Begini Curhat Pedagang dan Karyawan Sritex Usai Diputuskan Pailit
- VIVA.co.id/Fajar Sodiq (Solo)
Sukoharjo, VIVA – Sejumlah karyawan dan pedagang yang menggantungkan hidupnya dari perusahaan tekstil dan garmen terbesar di Asia Tenggara, PT Sri Rejeki Isman Tbk (SRIL) alias Sritex mulai was-was. Kekhawatiran itu muncul sejak perusahaan yang berlokasi di Kabupaten Sukoharjo, Jawa Tengah itu dinyatakan pailit oleh Pengadilan Negeri (PN) Niaga Semarang.
Pedagang yang setiap harinya berjualan di depan kawasan pabrik tekstil dan garmen itu terlihat mengenakan ban lengan berwarna hitam dengan tulisan ‘Selamatkan Sritex’. Ban lengan itu dibagikan oleh petugas keamanan Sritex mulai Jumat pagi, 25 Oktober 2024. Tak hanya pedagang makanan dan minuman yang mangkal di depan pabrik, pedagang yang keliling juga terlihat memakai ban itu.
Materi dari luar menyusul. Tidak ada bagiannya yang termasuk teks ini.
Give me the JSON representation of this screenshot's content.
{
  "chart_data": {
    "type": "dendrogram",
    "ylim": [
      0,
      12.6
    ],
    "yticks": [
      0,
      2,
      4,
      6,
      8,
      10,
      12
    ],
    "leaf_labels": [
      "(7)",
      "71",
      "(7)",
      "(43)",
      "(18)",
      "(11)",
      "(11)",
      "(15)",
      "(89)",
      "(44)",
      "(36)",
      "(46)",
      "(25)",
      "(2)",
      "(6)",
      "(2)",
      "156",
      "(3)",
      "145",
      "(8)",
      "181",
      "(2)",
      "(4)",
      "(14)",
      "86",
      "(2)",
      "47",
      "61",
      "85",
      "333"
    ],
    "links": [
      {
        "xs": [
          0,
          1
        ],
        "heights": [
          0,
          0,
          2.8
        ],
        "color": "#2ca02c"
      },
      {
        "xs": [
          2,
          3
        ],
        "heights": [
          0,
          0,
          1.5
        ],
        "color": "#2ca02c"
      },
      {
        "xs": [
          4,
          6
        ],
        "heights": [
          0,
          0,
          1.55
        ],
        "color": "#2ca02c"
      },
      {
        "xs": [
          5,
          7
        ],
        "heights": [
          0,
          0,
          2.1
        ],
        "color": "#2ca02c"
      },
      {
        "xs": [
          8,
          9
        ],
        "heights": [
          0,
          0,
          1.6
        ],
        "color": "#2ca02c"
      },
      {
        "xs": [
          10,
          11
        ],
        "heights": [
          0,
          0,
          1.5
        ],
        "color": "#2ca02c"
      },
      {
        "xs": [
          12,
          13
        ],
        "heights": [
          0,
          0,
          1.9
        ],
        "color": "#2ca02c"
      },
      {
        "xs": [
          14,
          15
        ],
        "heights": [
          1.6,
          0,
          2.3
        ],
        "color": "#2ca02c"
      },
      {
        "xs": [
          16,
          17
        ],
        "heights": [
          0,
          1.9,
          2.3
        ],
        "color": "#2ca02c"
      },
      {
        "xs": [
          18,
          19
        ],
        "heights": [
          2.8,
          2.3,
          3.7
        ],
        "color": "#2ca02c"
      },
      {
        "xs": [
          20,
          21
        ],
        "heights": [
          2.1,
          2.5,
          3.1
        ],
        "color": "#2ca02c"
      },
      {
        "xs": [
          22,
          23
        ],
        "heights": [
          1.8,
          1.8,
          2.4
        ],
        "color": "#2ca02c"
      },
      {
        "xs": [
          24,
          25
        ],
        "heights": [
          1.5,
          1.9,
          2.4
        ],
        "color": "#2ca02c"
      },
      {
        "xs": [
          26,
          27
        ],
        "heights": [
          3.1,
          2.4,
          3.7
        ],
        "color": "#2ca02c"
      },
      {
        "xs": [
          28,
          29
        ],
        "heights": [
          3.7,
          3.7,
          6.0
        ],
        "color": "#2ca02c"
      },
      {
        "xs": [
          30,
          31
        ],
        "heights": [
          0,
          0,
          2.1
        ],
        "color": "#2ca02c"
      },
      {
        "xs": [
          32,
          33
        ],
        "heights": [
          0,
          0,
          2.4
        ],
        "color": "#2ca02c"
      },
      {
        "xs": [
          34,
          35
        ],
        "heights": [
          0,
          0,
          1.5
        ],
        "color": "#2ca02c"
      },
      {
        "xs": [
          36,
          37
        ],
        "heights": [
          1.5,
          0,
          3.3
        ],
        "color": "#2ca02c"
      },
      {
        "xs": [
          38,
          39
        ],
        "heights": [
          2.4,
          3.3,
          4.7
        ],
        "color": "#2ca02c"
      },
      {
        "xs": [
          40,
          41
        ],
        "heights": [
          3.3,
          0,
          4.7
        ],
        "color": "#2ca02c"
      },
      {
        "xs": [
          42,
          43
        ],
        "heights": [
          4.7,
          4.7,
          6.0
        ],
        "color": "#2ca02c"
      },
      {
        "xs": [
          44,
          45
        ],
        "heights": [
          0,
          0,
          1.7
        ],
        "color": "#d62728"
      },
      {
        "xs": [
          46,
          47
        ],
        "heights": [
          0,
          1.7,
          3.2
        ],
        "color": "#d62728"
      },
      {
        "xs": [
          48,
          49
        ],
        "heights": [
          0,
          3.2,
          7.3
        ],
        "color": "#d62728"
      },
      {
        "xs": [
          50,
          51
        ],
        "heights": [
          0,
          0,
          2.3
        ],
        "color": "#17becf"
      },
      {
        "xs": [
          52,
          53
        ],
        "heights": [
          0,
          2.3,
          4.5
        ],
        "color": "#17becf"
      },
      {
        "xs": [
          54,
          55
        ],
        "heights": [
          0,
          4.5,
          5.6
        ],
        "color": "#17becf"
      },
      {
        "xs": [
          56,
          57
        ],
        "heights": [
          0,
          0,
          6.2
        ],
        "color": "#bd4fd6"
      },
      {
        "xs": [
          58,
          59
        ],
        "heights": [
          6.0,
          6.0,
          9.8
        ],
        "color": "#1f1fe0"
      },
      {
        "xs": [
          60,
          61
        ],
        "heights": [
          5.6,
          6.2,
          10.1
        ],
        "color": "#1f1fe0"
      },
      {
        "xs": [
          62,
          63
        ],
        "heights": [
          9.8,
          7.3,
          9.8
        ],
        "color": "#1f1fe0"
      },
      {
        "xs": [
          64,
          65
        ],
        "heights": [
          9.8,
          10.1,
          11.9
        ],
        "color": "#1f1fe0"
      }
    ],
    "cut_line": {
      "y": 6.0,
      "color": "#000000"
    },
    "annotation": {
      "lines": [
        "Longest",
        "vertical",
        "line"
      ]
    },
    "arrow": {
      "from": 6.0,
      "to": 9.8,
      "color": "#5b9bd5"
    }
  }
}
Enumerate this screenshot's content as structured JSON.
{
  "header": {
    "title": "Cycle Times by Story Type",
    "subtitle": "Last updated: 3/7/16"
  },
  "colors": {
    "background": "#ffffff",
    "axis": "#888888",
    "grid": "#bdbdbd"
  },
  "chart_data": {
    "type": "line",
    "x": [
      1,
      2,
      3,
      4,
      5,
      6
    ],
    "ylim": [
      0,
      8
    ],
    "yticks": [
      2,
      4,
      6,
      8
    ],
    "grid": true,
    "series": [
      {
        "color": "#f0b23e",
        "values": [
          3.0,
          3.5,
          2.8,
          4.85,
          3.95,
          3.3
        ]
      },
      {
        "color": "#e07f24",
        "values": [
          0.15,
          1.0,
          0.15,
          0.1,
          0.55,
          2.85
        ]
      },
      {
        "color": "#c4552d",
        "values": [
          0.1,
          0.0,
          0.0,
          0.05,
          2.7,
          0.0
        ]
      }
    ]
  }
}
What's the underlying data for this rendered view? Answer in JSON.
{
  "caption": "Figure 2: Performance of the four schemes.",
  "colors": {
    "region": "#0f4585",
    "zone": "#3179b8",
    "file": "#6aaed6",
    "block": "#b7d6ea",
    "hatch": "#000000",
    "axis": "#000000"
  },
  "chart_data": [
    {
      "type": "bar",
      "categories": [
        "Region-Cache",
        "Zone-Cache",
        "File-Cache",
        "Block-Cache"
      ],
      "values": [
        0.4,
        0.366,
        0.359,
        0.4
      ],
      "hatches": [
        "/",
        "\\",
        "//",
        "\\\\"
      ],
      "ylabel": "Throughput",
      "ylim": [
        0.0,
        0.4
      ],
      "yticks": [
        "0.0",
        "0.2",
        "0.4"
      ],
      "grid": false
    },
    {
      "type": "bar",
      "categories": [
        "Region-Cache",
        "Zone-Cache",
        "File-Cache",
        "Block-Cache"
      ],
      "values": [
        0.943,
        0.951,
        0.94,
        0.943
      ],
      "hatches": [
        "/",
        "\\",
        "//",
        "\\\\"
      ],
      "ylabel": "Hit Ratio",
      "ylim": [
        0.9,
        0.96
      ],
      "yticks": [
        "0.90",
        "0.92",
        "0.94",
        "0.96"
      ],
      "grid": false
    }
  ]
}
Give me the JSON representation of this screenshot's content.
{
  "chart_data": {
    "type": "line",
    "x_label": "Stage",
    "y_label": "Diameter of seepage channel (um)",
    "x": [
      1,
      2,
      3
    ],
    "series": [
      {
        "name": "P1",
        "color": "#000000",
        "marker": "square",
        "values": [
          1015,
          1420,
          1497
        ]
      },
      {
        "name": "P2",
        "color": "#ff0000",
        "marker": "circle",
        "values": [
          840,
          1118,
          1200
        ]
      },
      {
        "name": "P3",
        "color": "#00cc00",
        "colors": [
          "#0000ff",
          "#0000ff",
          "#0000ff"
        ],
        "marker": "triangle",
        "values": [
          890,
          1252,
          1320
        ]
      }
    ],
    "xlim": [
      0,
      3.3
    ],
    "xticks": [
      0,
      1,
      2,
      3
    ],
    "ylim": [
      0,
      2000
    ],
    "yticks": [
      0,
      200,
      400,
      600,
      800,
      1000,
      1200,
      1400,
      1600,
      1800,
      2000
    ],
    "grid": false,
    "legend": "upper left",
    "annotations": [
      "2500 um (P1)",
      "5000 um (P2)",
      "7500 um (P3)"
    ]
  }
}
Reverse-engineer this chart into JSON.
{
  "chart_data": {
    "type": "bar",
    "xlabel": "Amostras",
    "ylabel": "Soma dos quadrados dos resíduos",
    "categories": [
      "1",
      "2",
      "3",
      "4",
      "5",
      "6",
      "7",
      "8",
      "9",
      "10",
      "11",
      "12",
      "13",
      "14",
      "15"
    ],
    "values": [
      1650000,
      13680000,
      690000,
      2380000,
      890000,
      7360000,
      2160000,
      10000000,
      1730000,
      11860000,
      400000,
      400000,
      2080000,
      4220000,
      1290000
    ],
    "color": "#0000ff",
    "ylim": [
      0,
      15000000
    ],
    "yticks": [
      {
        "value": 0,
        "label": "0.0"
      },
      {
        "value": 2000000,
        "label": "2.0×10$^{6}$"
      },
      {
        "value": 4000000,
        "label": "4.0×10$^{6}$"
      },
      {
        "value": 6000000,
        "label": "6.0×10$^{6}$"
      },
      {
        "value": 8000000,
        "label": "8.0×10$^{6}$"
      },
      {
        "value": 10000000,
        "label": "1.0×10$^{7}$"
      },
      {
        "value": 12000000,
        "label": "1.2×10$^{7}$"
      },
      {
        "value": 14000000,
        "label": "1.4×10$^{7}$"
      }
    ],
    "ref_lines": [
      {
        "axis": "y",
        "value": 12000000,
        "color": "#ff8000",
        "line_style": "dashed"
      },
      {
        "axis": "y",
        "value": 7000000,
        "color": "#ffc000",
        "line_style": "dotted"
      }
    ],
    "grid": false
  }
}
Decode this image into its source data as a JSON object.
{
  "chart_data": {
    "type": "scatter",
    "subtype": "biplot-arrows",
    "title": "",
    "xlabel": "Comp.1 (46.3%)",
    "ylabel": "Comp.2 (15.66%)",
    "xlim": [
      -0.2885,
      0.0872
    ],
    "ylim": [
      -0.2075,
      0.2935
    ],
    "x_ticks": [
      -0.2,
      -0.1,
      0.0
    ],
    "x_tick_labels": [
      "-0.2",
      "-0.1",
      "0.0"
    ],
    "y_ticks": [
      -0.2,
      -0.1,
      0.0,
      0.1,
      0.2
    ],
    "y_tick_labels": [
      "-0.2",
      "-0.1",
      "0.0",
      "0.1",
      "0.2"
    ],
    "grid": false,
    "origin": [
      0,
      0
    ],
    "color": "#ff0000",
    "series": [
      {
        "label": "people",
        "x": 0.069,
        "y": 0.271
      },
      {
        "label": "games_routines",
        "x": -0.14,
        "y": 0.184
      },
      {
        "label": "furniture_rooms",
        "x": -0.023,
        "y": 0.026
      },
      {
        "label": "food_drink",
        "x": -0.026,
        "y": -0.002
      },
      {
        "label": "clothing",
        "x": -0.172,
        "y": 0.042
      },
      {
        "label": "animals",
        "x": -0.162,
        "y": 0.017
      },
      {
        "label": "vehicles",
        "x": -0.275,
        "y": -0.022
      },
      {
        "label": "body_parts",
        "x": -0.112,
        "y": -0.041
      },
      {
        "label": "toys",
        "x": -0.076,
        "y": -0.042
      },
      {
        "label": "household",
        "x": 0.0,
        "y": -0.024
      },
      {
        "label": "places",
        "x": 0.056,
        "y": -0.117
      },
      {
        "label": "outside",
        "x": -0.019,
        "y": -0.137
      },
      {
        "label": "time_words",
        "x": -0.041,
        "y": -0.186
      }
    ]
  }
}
Salah satu penjual warung makan yang bernama Aziz mengaku memakai ban lengan ‘Selamatkan Sritex’ sejak hari ini. Ban itu dipakai di lengan sisi kiri. Ia berharap kondisi perusahaan tesktil dan garmen yang menjadi tumpuan hidupnya itu bisa kembali bangkit sehingga penutupan pabrik pasca putusan PN Niaga Semarang itu bisa kembali pulih.
“Soalnya gini mas Sritex ini menyangkut hajat hidup orang banyak, kasihan kalau ditutup.” kata dia saat ditemui di tempat jualan makan dan sayur di depan Pabrik Sritex, Sukoharjo, Jumat, 25 Oktober 2024.
Perempuan yang telah berjualan nasi sayur hampir tiga puluh tahun di depan Sritex itu mengaku akhir-akhir ini omzet penjualannya menurun karena jumlah karyawan yang bekerja di pabrik itu menurun. Apalagi saat ini beberapa karyawan jam kerja masuk karyawan juga digilir sehingga kondisinya tidak seramai dulu.
“Mulai turun sejak abis Lebaran kemarin, kethok (kelihatan) terasa banget dan beda banget pemasukannya tapi masih jalan lah. Sekarang kan karyawannya masuknya digilir kadang libur seminggu terus nanti dipanggil lagi kalau ada pekerjaan,” ujar dia.
Sementara itu salah satu karyawan Sritex yang berinisial S mengaku sempat muncul kekhawatiran terkait nasib perusahaannya yang telah dinyatakan pailit oleh PN Niaga Semarang. Meski demikian, ia berharap agar perusahaan tempatnya bekerja sejak tahun 1996 itu tetap beroperasi seperti biasanya karena banyak karyawan yang menggantungkan hidupnya dari pabrik tersebut.
“Ya khawatir kayak di ujung tanduk gitu. Yang terpenting masih bisa berjalan dan semangat kerja,” ucapnya.
Dengan kondisi yang terjadi saat ini, S mengaku jam masuk kerja tidak seperti dulu yang setiap hari harus masuk dan kadang lembur. Untuk saat ini jam kerjanya bergiliran dan beruntunggnya tidak ada yang dirumahkan.
“Iya (sekarang digilir masuknya) ya satu minggu sekali, umpamanya jatah liburnya masuk terus nanti libur lagi. Pokoknya masih berjalan tapi tidak begitu (seperti dulu). Ini yang digilir itu yang weaving karena menunggu bahan-bahannyan datang. Kalau yang garmen masih seperti biasa,” kata dia.